Fig 1.
Schematic representation of cell population dynamics model of muscle regeneration.
The diagram delineates the interactions among various cell types involved in the muscle regeneration process following injury, including the infiltration, transformation, proliferation, death, and exfiltration of cells. Boxes indicate cell types Md (dead myonuclei), N (neutrophils), Nd (dead neutrophils), M (monocyte), M1 (M1 macrophages), M2 (M2 macrophages), QSC (quiescent satellite cells), ASC (activated satellite cells), Mc (myocytes). Solid arrows represent transformations/transitions between cellular states, while dashed arrows indicate regulatory influences.
Fig 2.
Cell typing analysis of McKellar et al. [33] (A–D) and De Micheli et al. [34] (E–H) scRNA-seq mouse muscle regeneration datasets.

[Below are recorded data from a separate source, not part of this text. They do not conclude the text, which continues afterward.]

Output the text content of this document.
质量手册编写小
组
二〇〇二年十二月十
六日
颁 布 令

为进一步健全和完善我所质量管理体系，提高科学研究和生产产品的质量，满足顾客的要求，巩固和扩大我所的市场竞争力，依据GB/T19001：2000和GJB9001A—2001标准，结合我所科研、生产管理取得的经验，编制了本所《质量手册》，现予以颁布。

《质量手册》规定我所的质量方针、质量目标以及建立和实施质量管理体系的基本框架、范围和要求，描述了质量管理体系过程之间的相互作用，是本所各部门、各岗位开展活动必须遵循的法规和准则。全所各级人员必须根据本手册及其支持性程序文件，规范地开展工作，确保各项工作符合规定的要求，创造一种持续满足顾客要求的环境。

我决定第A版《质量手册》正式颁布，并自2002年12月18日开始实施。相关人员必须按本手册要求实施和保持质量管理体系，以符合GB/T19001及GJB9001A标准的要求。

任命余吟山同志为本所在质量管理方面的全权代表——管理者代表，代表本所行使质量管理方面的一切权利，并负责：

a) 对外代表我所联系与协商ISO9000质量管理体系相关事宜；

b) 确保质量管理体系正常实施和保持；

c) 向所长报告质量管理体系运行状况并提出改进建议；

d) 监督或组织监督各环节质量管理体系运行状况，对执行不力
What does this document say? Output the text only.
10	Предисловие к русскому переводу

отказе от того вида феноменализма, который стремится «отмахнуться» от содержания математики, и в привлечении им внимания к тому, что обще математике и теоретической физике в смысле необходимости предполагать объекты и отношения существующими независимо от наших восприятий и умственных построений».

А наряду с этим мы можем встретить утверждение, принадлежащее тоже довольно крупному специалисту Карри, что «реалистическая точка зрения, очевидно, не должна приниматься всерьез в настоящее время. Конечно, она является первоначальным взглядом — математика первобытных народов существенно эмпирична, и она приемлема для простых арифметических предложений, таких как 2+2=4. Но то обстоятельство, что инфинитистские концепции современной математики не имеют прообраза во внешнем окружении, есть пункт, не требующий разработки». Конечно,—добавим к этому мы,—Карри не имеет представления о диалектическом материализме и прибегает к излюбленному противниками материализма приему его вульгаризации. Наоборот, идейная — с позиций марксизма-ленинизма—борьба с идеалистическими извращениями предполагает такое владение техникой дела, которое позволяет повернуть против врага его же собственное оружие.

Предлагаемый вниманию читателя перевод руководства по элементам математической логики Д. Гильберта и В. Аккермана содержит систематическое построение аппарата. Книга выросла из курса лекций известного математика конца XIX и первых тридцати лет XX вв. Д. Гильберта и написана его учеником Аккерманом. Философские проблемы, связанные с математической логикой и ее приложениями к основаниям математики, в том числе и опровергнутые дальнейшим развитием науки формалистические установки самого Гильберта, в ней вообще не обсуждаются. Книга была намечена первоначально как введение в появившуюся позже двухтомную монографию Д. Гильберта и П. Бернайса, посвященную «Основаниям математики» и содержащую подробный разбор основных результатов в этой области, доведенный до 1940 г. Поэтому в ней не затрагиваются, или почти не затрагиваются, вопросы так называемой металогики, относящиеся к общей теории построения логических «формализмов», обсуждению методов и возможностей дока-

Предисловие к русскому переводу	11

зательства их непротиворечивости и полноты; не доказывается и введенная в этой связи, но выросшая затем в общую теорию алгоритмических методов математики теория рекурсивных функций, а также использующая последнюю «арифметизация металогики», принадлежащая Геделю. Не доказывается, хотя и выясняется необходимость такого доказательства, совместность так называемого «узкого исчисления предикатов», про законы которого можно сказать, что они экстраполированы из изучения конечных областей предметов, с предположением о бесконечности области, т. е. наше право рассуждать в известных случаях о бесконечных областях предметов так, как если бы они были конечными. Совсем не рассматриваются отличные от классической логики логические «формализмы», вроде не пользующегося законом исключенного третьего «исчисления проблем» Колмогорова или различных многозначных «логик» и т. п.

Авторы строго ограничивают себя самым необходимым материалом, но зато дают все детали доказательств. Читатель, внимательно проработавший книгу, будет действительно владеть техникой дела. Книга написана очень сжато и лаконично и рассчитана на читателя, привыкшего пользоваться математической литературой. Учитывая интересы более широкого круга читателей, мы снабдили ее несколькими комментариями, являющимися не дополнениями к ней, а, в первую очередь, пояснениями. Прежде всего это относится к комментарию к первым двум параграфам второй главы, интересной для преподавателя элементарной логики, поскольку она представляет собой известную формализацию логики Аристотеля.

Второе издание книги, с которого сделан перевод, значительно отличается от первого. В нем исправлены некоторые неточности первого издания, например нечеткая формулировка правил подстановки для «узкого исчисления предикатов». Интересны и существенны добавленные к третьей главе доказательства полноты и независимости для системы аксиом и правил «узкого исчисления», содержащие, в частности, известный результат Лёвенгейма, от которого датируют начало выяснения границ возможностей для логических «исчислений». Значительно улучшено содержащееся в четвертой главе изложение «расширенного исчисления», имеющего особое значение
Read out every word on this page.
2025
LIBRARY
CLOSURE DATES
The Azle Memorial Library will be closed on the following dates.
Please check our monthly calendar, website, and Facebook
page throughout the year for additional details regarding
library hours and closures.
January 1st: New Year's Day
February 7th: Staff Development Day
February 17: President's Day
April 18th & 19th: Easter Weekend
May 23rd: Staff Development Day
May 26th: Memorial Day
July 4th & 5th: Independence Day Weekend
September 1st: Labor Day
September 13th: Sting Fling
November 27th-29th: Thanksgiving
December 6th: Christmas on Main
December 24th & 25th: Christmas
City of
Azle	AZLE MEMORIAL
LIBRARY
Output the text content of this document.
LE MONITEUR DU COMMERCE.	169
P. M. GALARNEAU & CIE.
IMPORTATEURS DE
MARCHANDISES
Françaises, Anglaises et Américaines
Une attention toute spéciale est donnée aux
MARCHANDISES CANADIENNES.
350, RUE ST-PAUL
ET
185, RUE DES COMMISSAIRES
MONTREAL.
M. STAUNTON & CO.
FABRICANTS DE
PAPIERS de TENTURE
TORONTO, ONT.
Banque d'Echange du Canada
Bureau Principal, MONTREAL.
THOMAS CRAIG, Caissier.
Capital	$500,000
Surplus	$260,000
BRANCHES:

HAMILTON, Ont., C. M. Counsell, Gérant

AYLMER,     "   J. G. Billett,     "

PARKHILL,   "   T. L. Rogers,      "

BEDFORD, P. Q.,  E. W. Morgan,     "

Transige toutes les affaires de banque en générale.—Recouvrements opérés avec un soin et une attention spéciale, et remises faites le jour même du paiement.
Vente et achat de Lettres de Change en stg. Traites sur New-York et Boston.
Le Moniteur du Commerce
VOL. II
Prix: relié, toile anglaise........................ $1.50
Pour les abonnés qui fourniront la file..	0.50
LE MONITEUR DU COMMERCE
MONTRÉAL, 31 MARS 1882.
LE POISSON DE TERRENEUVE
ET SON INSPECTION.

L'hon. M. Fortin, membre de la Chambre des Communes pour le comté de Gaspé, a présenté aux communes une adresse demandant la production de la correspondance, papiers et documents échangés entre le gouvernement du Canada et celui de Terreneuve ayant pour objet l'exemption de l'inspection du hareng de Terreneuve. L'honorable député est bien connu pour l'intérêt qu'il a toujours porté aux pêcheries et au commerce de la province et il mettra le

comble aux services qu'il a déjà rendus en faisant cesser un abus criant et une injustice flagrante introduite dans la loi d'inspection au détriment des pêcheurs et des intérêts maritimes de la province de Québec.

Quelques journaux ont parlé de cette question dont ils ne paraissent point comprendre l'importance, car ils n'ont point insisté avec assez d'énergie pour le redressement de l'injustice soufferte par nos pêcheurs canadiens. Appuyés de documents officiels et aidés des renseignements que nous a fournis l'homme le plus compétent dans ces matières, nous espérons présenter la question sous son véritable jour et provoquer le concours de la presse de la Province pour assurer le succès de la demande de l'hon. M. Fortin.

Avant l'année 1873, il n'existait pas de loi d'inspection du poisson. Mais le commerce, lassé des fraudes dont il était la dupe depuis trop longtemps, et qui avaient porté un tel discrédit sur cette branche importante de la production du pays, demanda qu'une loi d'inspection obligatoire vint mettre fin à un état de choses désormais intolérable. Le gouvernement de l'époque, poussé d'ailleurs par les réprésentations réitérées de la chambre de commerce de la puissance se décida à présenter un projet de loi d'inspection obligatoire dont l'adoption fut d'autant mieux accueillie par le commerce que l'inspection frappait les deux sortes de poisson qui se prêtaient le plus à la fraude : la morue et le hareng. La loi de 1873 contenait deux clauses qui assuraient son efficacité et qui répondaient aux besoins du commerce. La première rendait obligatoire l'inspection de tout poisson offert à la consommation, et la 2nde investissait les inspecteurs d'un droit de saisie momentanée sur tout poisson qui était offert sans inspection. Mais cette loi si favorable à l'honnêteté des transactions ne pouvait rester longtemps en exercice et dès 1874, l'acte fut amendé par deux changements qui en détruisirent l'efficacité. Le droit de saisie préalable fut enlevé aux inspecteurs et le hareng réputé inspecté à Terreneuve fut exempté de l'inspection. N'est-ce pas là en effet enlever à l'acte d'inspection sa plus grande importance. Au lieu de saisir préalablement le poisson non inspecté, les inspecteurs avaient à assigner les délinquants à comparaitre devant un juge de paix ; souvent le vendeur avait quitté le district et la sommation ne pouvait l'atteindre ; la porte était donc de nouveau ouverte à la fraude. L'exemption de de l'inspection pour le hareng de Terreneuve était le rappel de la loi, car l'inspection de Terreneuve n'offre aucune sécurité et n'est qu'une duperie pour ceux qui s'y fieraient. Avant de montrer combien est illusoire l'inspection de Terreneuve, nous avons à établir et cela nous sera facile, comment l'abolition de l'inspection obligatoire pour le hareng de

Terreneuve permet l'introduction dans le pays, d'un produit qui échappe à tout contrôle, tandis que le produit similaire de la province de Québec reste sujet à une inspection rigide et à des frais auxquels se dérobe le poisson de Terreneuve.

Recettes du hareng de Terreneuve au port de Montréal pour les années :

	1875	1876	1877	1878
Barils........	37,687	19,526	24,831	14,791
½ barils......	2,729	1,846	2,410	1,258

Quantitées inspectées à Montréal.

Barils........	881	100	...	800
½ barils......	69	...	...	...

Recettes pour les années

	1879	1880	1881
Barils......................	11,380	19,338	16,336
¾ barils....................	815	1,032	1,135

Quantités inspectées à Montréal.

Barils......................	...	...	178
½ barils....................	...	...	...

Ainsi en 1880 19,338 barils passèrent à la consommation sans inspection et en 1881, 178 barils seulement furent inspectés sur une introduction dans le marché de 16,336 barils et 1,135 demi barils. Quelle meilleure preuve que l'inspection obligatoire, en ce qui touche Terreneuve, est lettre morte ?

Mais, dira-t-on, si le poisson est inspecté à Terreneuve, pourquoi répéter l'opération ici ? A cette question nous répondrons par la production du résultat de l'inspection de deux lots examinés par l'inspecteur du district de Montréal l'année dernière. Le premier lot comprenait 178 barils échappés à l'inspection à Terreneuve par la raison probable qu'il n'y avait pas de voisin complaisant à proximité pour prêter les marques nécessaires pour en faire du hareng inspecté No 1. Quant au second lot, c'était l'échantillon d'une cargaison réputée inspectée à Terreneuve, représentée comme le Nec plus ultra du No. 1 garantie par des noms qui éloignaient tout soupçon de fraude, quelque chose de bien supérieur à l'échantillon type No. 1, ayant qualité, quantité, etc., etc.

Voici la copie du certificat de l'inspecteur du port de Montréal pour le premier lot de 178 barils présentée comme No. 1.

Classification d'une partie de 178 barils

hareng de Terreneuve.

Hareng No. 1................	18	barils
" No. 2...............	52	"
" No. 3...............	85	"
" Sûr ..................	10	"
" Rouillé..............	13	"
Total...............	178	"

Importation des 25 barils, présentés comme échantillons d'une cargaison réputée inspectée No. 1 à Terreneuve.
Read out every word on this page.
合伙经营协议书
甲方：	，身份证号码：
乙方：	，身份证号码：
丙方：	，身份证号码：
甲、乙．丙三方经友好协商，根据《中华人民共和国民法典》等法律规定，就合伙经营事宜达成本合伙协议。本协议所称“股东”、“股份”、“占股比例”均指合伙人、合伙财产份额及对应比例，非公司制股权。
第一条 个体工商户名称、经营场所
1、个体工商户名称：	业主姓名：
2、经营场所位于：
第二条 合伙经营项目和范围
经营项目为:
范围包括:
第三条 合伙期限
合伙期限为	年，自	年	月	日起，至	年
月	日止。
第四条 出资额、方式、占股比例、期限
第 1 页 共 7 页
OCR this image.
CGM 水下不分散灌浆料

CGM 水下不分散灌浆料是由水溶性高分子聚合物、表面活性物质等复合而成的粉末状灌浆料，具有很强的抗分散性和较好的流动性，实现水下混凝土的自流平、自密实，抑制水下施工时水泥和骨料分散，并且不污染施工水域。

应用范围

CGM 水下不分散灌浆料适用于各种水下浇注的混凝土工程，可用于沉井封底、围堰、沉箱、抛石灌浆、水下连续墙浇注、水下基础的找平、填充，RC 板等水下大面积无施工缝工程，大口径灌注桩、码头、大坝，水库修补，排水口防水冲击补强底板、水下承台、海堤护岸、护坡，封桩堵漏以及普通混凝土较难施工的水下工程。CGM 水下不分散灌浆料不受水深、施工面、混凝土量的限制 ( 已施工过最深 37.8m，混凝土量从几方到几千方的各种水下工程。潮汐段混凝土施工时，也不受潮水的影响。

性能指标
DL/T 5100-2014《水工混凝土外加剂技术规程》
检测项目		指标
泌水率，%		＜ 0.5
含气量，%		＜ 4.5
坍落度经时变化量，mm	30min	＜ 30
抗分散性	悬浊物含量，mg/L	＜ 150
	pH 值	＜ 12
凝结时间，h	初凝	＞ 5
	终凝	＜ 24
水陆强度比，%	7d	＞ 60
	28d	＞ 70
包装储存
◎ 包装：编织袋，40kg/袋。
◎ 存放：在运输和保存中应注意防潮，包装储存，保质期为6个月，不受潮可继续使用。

(A/E) UMAP projections of McKellar/De Micheli cells. (B/F) Dot plots of marker expression used to assign cell types to McKellar/De Micheli cell clusters. (C/D) UMAP projections of McKellar/De Micheli muscle satellite cell subsets. (D/H) Dot plots of marker expression used to assign cell types to McKellar/De Micheli satellite cell subsets.
Fig 3.
Cell-type population fractions from McKellar’s [33] and De Micheli’s [34] datasets.
Line graphs show the mean cell proportions across replicates of each cell type, as a fraction of all cell types included in our model. Each subplot corresponds to a different cell population in the model: N (neutrophils), M (monocytes), M1 (M1 macrophages), M2 (M2 macrophages), QSC (quiescent satellite cells), ASC (activated satellite cells), and Mc (myocytes). The empirical data do not include numbers for the dead cell types, Md and Nd.
Table 1.
Initial parameter values before optimization, search bounds, and optimized parameters.
Fig 4.
Model predictions versus empirical data over a seven-day time course following muscle injury.
The solid black lines represent the trajectories obtained from the ODE model trained on the McKellar dataset. Empirical data points from the McKellar dataset are depicted as blue dots, with vertical bars indicating standard deviation across replicates. The e validation data from the De Micheli dataset are shown as red dots. The alignment of model predictions with the McKellar (training dataset) data points indicates the model’s accuracy, whereas consistency with the De Micheli (validation dataset) data points supports the model’s generalizability.
Fig 5.
Sensitivity of modeled cell trajectories to parameter perturbations.
Each heatmap shows the influence of a small positive perturbation to each model parameter on one of the nine cell types as a function of time. Red represents increase in the state variable, blue decrease. Within each heatmap, values are scaled to fill the full color range, so strengths of derivatives can be compared within a heatmap, but not across heatmaps.